For Bennett, one of those crazy things was turning an 8-0 pro record that included a win over Julianna Pena into an 8-3 slate when she took a run at the strawweight division in 2016-17. And after missing weight for a split decision loss to Jodie Esquibel in March, she finally hit the wall at 115 pounds.
“I had been struggling and trying to get down there, and after my fight in March, which was supposed to be 115 and I didn’t make weight, I talked to (Invicta FC President) Shannon Knapp and she said, ‘You’re a flyweight.’ I said, ‘I know, I need to be.’”
Luckily, tryouts at 125 pounds for TUF provided a new opportunity for Bennett to not just re-establish herself at flyweight but to compete in a tournament that would crown a new champion. She didn’t get that title fight, but she did get a spot on the UFC roster, and along the way, she made some friends (no surprise) and saw where she stacked up in the division.
Eddie (Alvarez) and the other coaches we had told me that physically, I was unnaturally strong. That’s cool because I never really realized that. And now, focusing more on the training and being able to switch my mindset has been huge because it means I can learn more and I can do more techniques instead of just focusing on the weight. 125 is my home and I feel strong there. I never see a reason to go back down to 115, and thank goodness for everyone around me, I will never do that again. (Laughs) I feel comfortable at ’25 and I’m happy there.”
Happy, positive, friendly with her opponent. You may think that’s not conducive to getting into a fistfight, but Bennett disagrees, noting that when it’s time to fight, she’s always ready to go.
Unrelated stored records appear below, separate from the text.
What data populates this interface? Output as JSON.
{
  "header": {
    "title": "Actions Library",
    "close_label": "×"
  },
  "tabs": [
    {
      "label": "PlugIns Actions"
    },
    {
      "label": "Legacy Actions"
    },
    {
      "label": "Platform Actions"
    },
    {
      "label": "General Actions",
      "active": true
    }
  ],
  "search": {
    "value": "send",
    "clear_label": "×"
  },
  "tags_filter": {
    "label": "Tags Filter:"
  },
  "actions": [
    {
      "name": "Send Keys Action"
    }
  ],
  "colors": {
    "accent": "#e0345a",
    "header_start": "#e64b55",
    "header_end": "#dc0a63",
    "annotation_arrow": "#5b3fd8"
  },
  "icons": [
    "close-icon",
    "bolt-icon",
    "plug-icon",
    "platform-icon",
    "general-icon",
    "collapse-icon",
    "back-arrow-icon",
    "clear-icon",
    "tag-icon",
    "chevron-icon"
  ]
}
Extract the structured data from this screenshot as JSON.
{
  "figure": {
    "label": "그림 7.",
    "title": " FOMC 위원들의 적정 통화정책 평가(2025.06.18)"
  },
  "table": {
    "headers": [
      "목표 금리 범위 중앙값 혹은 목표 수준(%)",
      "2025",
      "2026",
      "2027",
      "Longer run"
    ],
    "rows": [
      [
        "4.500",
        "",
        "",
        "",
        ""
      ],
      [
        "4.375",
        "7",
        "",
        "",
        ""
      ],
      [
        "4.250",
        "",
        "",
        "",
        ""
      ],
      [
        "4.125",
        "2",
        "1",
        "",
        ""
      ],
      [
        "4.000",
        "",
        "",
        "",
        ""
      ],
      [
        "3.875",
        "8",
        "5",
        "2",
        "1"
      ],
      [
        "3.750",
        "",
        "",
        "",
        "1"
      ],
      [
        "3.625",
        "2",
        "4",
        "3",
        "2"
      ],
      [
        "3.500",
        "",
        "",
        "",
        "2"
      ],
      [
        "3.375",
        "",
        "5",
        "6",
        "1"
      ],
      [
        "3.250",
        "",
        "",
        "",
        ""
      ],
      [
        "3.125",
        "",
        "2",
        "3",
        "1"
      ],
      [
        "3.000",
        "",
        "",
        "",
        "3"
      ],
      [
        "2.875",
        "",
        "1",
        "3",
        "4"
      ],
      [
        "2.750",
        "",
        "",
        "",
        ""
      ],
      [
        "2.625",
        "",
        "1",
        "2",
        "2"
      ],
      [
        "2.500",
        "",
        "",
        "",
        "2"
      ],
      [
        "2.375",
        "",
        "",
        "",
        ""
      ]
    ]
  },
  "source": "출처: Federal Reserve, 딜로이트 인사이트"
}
“It’s all part of the competition,” she said. “I have a hard time taking myself seriously outside of the cage, but I take fighting seriously and I take the competition seriously. And the best thing you can do to honor your opponent, especially if they’re a friend, is to give them the best damn fight that you can and not hold back. Feeling the emotions in the cage and knowing you’ve done everything to build up to that point, that’s the trigger for me. Game mode. Let’s go do it.”